Different groups of people have different ways of communication. In some groups, everyone is expected to not speak while someone else is speaking, instead waiting until there's a break where it's easy to insert oneself. In others, everyone is expected to interject and break in while the previous person is speaking, as long as you're keeping on the same track. In others still, interrupting and taking over the conversation is just how everyone does it, and if you wait for a "good moment" you will never get a word in.
None of these ways are wrong in themselves, but if you're used to one style, it can be hard to adapt to a different one when you get into a new group. It seems to me that you're most comfortable with the first variety, and your coworkers are of the second or third one. It wold be nice if the boss/facilitator/whoever is in charge of the meeting could make sure that everyone gets heard, but they may not even be aware that there is a difficulty. (If/when you are the leader in a group or meeting, remember this and try to do better!)
How to interrupt
I'll answer the second question first - how to gracefully get in there. My advice is to look at how other people do it. Do they interrupt? Do they make gestures to get everyone's attention? Do they lean in and go "uh-huh, yeah, also I think that..."? There will be some sort of unwritten rule or standard here - you need to figure out what that is. Once you've done so, you can apply that rule to yourself - if it's OK for them, then that means it's OK for you.
How to get the confidence to speak
The first question is harder. It's easy to say that you need more self-confidence, but it's hard to get there... Is there anyone in the group that you feel comfortable with? If so, could you speak to them after a meeting? Think of a point that you wanted to make during the meeting and bring it up with them - something like "Oh, after the meeting I got to thinking about the screwdrivers - what do you think about reversing the polarity?" You'll get feedback on your idea without it being in front of a dozen people. Also, you're building a rapport and a reputation - next time you're in a meeting, they will be supportive from the start because they already have a good opinion of your ideas.

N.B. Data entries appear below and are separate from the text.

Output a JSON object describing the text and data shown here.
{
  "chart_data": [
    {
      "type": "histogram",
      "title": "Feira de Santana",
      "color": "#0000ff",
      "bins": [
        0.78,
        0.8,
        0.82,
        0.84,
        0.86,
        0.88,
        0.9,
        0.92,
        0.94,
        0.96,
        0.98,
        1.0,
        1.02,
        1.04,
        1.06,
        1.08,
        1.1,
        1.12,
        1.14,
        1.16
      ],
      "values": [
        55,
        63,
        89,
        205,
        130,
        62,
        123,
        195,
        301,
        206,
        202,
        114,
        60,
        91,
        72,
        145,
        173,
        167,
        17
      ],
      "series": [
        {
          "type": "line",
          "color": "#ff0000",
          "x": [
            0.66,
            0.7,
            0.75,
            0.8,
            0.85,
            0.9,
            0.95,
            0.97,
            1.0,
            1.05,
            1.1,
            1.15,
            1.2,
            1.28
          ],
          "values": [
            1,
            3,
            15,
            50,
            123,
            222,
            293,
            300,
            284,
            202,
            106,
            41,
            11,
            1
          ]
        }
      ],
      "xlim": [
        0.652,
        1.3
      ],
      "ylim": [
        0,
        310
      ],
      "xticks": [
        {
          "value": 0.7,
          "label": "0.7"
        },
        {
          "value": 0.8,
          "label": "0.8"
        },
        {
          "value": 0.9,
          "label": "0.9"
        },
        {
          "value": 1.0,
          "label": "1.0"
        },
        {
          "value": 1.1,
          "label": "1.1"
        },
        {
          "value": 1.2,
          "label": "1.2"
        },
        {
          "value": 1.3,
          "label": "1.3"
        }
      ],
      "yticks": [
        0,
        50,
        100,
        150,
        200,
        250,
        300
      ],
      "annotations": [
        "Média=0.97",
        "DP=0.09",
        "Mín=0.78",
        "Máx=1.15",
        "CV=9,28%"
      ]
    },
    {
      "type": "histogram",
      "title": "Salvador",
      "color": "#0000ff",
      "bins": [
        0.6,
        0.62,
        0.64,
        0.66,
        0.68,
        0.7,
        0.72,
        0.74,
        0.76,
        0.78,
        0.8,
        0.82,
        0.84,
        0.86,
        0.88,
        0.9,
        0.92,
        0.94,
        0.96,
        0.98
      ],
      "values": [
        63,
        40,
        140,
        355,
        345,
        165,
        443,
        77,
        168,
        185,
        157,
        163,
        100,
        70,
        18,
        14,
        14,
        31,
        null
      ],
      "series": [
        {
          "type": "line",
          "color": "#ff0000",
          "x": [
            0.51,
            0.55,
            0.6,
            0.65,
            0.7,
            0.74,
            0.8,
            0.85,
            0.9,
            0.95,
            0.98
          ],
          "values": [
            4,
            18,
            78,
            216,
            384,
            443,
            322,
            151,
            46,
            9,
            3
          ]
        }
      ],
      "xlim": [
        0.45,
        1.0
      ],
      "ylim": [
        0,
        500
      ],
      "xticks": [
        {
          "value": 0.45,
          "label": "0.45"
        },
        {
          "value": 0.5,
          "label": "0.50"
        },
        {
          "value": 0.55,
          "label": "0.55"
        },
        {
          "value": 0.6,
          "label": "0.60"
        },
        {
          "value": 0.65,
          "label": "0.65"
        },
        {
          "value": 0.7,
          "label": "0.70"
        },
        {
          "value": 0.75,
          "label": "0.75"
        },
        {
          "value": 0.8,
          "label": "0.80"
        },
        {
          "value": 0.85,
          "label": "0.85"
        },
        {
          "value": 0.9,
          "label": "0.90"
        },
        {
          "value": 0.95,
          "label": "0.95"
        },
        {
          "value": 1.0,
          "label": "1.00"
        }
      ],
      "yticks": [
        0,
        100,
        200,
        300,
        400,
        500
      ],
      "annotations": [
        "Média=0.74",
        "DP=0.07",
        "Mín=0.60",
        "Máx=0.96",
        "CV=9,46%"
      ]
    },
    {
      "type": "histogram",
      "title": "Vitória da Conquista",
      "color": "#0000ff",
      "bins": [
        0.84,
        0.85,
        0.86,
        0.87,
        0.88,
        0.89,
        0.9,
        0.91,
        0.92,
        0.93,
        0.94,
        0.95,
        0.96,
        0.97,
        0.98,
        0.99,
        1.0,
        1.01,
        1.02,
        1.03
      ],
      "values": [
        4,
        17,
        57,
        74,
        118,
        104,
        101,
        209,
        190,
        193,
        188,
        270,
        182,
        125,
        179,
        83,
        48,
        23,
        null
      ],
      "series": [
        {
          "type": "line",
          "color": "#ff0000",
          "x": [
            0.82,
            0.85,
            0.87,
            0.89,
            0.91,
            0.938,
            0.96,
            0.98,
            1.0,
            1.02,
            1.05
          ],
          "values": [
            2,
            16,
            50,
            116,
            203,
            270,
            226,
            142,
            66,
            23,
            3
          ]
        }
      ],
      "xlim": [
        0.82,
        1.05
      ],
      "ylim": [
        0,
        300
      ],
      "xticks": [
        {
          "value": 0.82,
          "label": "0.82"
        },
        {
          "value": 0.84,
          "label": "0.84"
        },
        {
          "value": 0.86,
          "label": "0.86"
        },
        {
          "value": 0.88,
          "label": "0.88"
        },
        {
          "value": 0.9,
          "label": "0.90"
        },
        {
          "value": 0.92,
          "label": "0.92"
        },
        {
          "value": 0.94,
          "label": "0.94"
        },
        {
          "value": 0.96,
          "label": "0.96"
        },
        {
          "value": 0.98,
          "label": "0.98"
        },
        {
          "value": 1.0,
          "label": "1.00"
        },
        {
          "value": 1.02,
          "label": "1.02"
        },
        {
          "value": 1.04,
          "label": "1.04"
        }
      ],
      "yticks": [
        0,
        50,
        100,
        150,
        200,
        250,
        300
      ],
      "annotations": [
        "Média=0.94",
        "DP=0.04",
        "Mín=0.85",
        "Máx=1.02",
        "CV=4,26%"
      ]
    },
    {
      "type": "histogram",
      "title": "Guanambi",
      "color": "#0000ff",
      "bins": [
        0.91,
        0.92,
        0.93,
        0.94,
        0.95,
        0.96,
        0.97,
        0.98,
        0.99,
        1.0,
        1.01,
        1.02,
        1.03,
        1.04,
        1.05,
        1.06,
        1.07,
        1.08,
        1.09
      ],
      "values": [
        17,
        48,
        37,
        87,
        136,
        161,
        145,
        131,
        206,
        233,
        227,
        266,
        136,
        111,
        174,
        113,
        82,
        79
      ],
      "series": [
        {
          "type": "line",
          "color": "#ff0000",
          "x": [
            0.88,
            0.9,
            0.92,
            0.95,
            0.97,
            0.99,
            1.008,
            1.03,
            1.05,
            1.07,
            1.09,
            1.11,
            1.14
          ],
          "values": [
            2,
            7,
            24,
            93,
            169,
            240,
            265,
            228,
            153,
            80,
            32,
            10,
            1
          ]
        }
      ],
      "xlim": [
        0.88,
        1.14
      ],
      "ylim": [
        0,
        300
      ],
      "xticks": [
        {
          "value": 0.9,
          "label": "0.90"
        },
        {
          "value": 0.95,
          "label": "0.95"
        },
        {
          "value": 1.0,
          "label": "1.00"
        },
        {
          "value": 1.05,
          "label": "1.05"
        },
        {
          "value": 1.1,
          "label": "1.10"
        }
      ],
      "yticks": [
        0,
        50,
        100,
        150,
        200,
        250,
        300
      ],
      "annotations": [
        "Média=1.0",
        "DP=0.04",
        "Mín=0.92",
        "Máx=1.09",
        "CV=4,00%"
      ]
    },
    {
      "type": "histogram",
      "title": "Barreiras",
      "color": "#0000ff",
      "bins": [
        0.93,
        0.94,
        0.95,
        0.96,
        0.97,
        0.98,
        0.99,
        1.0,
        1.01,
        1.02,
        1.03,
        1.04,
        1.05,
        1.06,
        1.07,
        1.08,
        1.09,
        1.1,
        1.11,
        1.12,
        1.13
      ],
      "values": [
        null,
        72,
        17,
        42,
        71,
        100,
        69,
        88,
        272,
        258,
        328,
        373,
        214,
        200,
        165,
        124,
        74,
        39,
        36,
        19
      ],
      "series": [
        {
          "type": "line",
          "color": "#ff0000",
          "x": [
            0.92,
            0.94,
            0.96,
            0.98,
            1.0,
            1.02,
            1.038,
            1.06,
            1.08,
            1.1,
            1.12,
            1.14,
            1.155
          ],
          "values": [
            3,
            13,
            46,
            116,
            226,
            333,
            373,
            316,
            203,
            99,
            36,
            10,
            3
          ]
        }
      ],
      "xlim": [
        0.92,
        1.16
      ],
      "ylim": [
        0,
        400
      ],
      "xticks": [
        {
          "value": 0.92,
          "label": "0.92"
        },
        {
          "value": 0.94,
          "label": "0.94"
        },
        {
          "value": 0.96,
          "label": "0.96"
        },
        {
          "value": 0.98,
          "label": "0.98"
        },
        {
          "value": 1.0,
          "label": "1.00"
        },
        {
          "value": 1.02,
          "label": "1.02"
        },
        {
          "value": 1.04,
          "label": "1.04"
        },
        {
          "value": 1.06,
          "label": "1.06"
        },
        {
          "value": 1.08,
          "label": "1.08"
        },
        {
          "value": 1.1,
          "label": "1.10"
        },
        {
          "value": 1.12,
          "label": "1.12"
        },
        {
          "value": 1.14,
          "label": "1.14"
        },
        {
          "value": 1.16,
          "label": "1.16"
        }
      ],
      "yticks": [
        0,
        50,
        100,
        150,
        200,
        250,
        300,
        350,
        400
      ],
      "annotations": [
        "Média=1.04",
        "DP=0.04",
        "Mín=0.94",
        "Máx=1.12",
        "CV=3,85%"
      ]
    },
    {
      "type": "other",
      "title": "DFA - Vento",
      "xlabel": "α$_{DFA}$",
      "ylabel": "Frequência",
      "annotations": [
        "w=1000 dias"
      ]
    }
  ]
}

At this point, every time you go to a meeting and don't say something, it will be harder to say something at the next one. You're building it up into a huge enormous decision. The only way to get past is through - make up your mind to say just one single thing. It doesn't have to be brilliant, it just has to be one single thing that you said. If you manage that, you have won. The one single thing can be as short as "I think that what Jim said is very interesting." At this point, your goal is to break the silence.
Next time, go for two things. After a few meetings when you've actually spoken, the act of speaking will be less of a hurdle. Then you can start thinking about content - about getting your own ideas out. You'll be used to the conversational style and be able to focus on your thoughts rather than on the situation.
You should also remember that most people will not even be aware that you are uncomfortable with speaking. They will be too busy wondering if what they themselves are saying is smart or stupid, or if they missed something that's obvious to everyone else, or if they should maybe just have shut up. You just can't see it by looking at them - and neither can they, by looking at you. They will spend so much energy worrying over what impression they themselves are giving that they have very little left to spend on judging you.